Nope, there's a little box saying amount of original refills, but we don't do refills on transfers in NY, which is a pain in the ass because I'd like to be able to do the inter-CVS Store transfer without calling the other store, but if I don't call the patient loses the rest of their refills since it voids out the script at the other store by doing the transfer.

You use this as justification to break the law? Just becasue CVS's system can't handle doing one transfer at a time, doesn't give you the power to disobey law. How about you just call the store and get the transfer the legal way
 
I am taking a couple courses on how to be a professional. :sleep:

Common sense garbage
 
I wouldn't judge someone by their knowledge of dosing- i don't work in retail or hospital and never intend to memorize it.... i know its about a gram- but stupid things like that you pick up when you dispense it 20 times a day- it is idiotic to sit there and memorize dosing for something like that- read about some concepts instead... i looked it up in 0.5 seconds just then
 
I wouldn't judge someone by their knowledge of dosing- i don't work in retail or hospital and never intend to memorize it.... i know its about a gram- but stupid things like that you pick up when you dispense it 20 times a day- it is idiotic to sit there and memorize dosing for something like that- read about some concepts instead... i looked it up in 0.5 seconds just then

So, where do you work?
 
or how to say atenolol or metoprolol. that just bugs the crap out of me.

Or that Revatio is another brand name for Sildenafil, which is used for pulmonary hypertension. Some pharmacists don't even know what pulmonary hypertension is.
 
Some pharmacists don't even know what pulmonary hypertension is.

that you should know... PAH is being dxd more and more and its freakin expensive to tx
 
that you should know... PAH is being dxd more and more and its freakin expensive to tx
Just saw my first Adcirca prescription today 2 20mg tablets daily.

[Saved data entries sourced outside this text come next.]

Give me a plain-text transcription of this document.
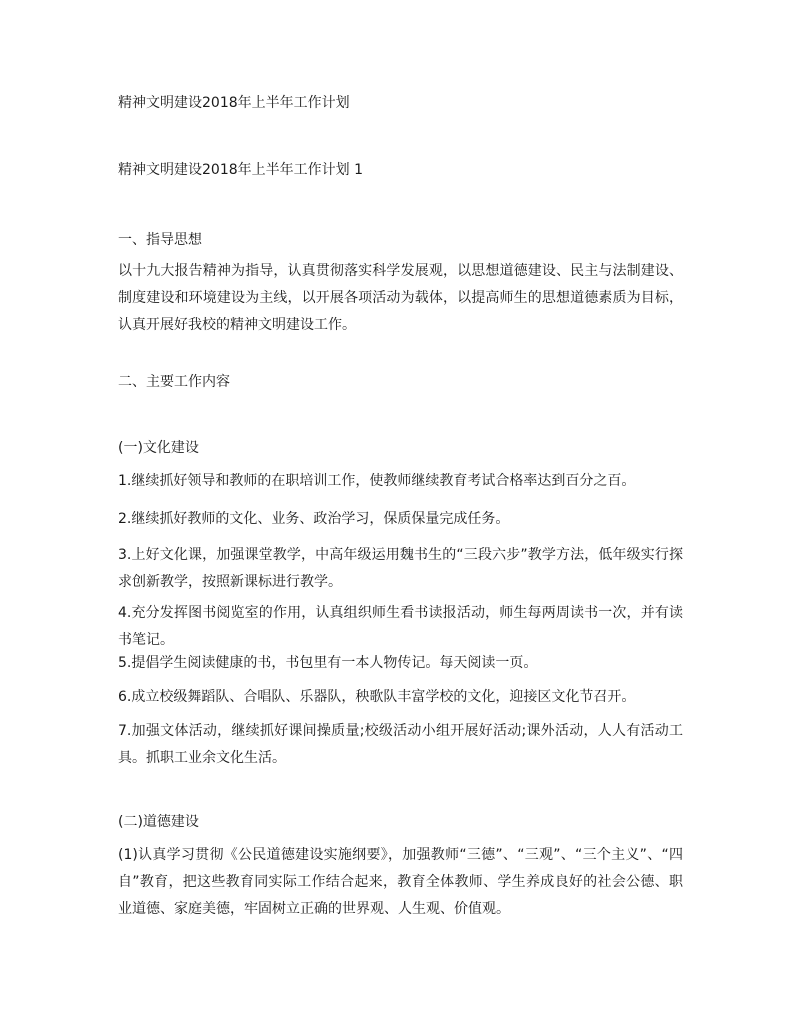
精神文明建设2018年上半年工作计划
精神文明建设2018年上半年工作计划 1
一、指导思想
以十九大报告精神为指导，认真贯彻落实科学发展观，以思想道德建设、民主与法制建设、制度建设和环境建设为主线，以开展各项活动为载体，以提高师生的思想道德素质为目标，认真开展好我校的精神文明建设工作。
二、主要工作内容
(一)文化建设
1.继续抓好领导和教师的在职培训工作，使教师继续教育考试合格率达到百分之百。
2.继续抓好教师的文化、业务、政治学习，保质保量完成任务。
3.上好文化课，加强课堂教学，中高年级运用魏书生的“三段六步”教学方法，低年级实行探求创新教学，按照新课标进行教学。
4.充分发挥图书阅览室的作用，认真组织师生看书读报活动，师生每两周读书一次，并有读书笔记。
5.提倡学生阅读健康的书，书包里有一本人物传记。每天阅读一页。
6.成立校级舞蹈队、合唱队、乐器队，秧歌队丰富学校的文化，迎接区文化节召开。
7.加强文体活动，继续抓好课间操质量;校级活动小组开展好活动;课外活动，人人有活动工具。抓职工业余文化生活。
(二)道德建设
(1)认真学习贯彻《公民道德建设实施纲要》，加强教师“三德”、“三观”、“三个主义”、“四自”教育，把这些教育同实际工作结合起来，教育全体教师、学生养成良好的社会公德、职业道德、家庭美德，牢固树立正确的世界观、人生观、价值观。
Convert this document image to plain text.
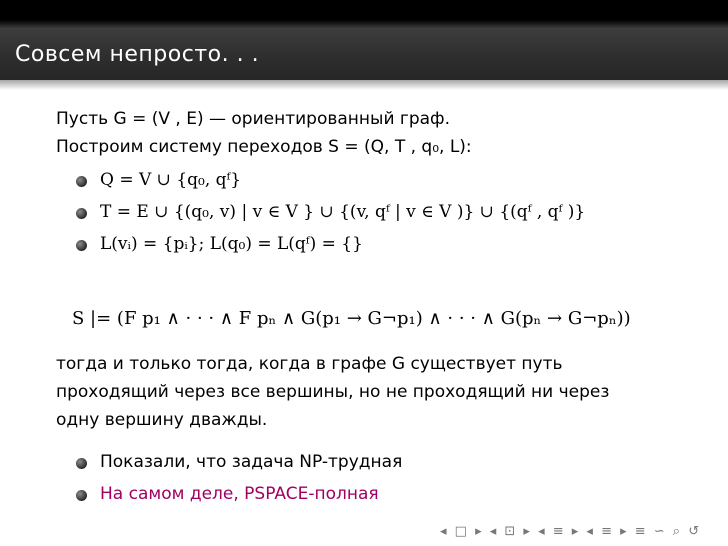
Совсем непросто. . .
Пусть G = (V , E) — ориентированный граф.
Построим систему переходов S = (Q, T , q₀, L):
Q = V ∪ {q₀, qᶠ}
T = E ∪ {(q₀, v) | v ∈ V } ∪ {(v, qᶠ | v ∈ V )} ∪ {(qᶠ , qᶠ )}
L(vᵢ) = {pᵢ}; L(q₀) = L(qᶠ) = {}
S |= (F p₁ ∧ · · · ∧ F pₙ ∧ G(p₁ → G¬p₁) ∧ · · · ∧ G(pₙ → G¬pₙ))
тогда и только тогда, когда в графе G существует путь
проходящий через все вершины, но не проходящий ни через
одну вершину дважды.
Показали, что задача NP-трудная
На самом деле, PSPACE-полная
◂ □ ▸ ◂ ⊡ ▸ ◂ ≡ ▸ ◂ ≡ ▸ ≡ ∽ ⌕ ↺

About 1200dollars for a month supply.
 
Accreditation and the NAPLEX need to get tougher then. I say this and I'm a 1PD at UF. Judging by the 4th years I think UF does a damn fine job training it's pharmacy students. Seriously people, the deficit is coming to an end, let's start hammering people now.

I say NAPLEX gets tougher. Then 2-3 years later. Any school with <70% pass rate gets to be put on probation for 4 years and gets investigated at it's own cost. After the 4 years if it hasn't got it's act together, accreditation is yanked. This is health care! People can die from foolishness like this. Also, 1 year residencies need to become mandatory. It's a Doctorate program with a ~70 credit hour undergrad requirement and it's not like you don't get paid during residency. (Although I agree a B.S. requirement is stupid).

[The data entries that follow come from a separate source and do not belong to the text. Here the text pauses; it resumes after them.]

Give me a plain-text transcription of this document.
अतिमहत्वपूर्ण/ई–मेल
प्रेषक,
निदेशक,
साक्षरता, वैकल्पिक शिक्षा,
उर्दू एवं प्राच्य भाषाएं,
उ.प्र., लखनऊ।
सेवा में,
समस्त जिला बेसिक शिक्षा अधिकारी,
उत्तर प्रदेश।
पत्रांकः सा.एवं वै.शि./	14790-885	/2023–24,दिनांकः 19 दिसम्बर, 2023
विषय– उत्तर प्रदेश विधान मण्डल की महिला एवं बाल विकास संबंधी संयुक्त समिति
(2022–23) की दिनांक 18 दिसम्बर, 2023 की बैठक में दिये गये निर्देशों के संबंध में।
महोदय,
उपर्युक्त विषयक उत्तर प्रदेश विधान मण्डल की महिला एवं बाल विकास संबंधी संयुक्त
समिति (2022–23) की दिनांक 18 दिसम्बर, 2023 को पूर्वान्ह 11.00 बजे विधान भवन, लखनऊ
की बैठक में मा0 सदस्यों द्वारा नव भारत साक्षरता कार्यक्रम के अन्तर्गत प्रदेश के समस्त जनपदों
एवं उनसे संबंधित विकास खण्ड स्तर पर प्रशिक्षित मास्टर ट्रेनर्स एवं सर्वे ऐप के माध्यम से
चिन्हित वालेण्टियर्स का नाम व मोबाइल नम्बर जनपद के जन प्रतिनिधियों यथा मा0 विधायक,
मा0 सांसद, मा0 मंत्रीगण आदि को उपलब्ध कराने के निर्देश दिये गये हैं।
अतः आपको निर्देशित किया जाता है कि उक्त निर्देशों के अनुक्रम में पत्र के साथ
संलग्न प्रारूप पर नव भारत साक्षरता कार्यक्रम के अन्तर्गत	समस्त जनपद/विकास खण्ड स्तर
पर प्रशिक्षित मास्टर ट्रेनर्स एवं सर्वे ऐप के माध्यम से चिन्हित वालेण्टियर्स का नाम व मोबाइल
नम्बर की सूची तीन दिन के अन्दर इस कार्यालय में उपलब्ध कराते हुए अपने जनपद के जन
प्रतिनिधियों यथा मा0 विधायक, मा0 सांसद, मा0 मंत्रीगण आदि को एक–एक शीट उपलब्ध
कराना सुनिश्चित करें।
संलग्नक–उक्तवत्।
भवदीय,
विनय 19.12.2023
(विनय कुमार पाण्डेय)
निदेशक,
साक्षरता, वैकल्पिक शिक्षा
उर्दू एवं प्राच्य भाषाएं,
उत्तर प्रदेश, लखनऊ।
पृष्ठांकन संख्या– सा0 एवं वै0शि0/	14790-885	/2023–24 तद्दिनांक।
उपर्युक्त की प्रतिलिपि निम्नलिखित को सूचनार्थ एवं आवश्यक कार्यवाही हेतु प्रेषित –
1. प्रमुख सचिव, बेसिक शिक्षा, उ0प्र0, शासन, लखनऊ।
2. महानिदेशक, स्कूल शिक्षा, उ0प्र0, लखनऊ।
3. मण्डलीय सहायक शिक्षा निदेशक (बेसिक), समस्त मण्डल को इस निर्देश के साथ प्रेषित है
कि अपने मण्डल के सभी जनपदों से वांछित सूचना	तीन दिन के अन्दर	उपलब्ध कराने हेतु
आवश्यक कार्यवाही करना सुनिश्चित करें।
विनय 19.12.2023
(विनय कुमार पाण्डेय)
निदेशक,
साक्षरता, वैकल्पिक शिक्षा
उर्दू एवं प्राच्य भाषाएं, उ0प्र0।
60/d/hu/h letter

Finally, community pharmacy needs to look more like a clinic. People don't complain as much about waiting if they get a couch with a bunch of stupid magazines in a carpeted area. They should have to walk in through a door to get to the pharmacy + it's waiting area. If they want go to the grocery part of the store they should walk out the waiting room and go hang there. Driver thru pharmacy should go to hell.

Alas, none of this will happen unless people actually do something. Most of us only vent here on the forums, only a few send letters/emails to congressmen/women or to the APhA etc.

Anyone on these forms up for helping organize movements to fix what is wrong with the Pharmacy practice?

I agree with almost all othat except the part about residencies being mandatory versus a BS being mandatory. I just graduated and I can say that the students who excelled (including myself) were the ones who had a 4 year degree before hand. As for residencies......why should they be mandatory for retail? Unless retail pharmacy suddenly morphs into something other than what it is now, I think a PharmD degree is more than enough to prepare someone. The technicalities of work flow will vary from store to store but that is something that can be learned on the job.
 
Well, I feel smarter...:)

The flu question was the absolute worst, imho, in terms of overall public health.